McKenna had killed his mother, just as if he’d stuck a knife in her.
Even after doing what needed to be done to avenge his mother’s death, the pain had stayed with him like radioactive waste. He
had learned to recycle the pain, to use it in his work. He stoked it like a flame, kept it burning like a hellfire, knowing that the right time would come. He had waited twelve years to settle up with the sonofabitch. It was time.
The only reason that Calderon had taken the job of managing security for the Guatemalan project was its connection to McKenna. As soon as his client had mentioned the name McKenna during their initial discussion—albeit a reference to the cockroach’s father—Calderon had known that he would accept the assignment. Of course, the client knew nothing of his connection to Elmer McKenna’s son. Telling his client would only have raised unnecessary questions and concerns.
Calderon grabbed the cell phone. After a minute of pulsing tones and hissing, the encryption code synced and his call connected. “I have the items you asked for.”
“Good,” his client said.
“What do you want done with it?” Calderon surveyed the objects strewn across the van’s scuffed floorboard: Tartaglia’s laptop computer, a box filled with flash drives and CDs, a digital camera, and enough jewelry and stereo equipment to make it look like an unfocused robbery. While he had been busy eliminating the woman, his assistant, Mr. Kong, had swept her house. Asians were good at that sort of work.

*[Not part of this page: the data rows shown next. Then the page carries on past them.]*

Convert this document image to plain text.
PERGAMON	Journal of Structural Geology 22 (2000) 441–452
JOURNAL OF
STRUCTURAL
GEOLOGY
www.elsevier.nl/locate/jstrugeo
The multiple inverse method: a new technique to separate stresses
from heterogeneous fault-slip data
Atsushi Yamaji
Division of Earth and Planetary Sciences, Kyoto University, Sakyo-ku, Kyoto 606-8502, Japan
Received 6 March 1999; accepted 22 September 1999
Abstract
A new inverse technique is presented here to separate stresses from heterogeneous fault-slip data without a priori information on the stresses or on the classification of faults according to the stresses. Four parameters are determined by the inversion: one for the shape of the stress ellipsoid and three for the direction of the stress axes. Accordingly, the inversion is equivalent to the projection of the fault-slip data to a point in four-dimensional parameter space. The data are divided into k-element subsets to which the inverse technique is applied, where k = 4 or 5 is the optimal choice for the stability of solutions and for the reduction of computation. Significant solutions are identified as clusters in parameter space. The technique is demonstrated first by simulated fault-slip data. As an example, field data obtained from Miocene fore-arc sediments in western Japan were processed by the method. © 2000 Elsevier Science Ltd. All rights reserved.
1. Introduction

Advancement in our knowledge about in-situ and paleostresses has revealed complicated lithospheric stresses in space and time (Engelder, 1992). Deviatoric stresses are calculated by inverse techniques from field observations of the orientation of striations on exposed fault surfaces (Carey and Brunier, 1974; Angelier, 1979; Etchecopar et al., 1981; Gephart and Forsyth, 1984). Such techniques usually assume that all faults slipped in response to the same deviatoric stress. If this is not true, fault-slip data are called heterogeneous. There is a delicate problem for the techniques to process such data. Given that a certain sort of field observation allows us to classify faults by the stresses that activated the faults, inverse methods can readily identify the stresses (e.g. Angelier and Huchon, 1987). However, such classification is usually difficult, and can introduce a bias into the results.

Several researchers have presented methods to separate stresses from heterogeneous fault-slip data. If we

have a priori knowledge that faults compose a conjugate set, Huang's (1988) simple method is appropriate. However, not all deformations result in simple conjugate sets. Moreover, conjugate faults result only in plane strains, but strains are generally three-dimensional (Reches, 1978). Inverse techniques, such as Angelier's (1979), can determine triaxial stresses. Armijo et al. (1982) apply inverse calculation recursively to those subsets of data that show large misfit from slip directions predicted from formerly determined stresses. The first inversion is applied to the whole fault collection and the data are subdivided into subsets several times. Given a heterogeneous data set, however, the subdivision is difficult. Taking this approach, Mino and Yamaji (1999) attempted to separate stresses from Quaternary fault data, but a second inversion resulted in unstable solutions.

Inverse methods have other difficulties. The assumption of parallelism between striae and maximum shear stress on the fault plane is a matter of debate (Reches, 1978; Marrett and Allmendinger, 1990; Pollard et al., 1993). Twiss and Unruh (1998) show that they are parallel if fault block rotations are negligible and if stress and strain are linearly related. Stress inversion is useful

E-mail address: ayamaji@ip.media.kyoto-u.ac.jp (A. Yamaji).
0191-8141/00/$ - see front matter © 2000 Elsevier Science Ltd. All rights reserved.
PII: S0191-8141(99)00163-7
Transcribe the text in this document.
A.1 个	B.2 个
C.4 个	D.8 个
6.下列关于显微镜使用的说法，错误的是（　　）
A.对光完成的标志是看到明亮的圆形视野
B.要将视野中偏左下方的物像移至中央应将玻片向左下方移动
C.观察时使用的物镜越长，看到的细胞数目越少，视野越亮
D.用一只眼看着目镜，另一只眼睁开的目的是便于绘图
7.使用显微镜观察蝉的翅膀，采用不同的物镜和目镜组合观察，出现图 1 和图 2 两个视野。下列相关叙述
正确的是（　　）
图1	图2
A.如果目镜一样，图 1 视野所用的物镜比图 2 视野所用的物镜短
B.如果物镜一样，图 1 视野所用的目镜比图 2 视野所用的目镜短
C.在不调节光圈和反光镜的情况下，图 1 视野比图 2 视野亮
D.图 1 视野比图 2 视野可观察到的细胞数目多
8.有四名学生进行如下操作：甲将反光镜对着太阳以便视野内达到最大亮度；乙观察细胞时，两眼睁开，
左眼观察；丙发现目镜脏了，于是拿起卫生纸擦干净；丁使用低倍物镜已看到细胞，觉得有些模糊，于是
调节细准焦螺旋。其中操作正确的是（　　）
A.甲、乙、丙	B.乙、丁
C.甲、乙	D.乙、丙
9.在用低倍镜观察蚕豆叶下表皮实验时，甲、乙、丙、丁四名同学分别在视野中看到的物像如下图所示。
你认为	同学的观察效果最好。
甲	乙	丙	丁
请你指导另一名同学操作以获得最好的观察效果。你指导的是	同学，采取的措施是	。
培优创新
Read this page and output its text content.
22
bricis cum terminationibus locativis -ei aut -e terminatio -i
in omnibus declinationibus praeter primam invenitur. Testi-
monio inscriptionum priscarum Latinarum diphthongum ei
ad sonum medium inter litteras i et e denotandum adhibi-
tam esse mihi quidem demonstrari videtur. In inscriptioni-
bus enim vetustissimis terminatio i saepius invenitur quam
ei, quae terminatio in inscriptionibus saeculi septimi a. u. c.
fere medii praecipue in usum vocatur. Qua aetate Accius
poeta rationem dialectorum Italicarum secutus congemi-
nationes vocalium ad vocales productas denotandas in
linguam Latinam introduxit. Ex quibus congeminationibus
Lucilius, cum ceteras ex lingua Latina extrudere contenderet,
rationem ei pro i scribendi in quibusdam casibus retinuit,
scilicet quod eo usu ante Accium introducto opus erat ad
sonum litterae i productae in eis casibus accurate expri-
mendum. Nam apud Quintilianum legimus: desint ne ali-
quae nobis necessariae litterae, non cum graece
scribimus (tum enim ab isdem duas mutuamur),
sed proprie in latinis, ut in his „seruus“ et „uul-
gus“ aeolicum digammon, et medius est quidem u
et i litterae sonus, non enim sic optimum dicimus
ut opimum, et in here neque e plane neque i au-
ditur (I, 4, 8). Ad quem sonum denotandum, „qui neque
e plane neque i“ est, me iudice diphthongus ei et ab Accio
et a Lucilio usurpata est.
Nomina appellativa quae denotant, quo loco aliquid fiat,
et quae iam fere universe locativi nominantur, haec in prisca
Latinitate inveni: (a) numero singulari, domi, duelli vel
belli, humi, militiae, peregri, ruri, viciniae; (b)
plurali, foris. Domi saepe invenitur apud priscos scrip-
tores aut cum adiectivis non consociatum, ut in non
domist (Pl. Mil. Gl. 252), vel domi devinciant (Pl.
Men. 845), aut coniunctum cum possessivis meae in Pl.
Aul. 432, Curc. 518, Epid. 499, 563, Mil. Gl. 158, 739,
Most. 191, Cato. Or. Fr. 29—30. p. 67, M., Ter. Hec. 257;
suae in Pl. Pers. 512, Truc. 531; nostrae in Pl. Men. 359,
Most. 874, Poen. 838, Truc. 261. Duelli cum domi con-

“Save the laptop and the data files,” his client said. “I need to determine what she knew, and what she didn’t.” A pause, then, “Destroy everything else.”
“Any other loose ends?”
“None,” his client replied. “She was all alone in this. We’re sure of that.”
Calderon had come to the same conclusion while interrogating the Tartaglia woman in the final moments of her life. Her eyes never moved from the sound suppressor on his handgun, her voice choked off in fear. Her terror was complete, her honesty virtually assured. She had nodded at his reassurances—if she told the truth and gave him what he wanted, he would let her live. She probably hadn’t believed him, but people grabbed at straws in the face of death.
In any case, the truth was what he got from her. He knew the inflection of truth, its gestures, its cadence. More importantly, the information she gave him matched what he and his client already knew. She told him about her visit to the village, about the serum samples she had collected, about talking to her boss.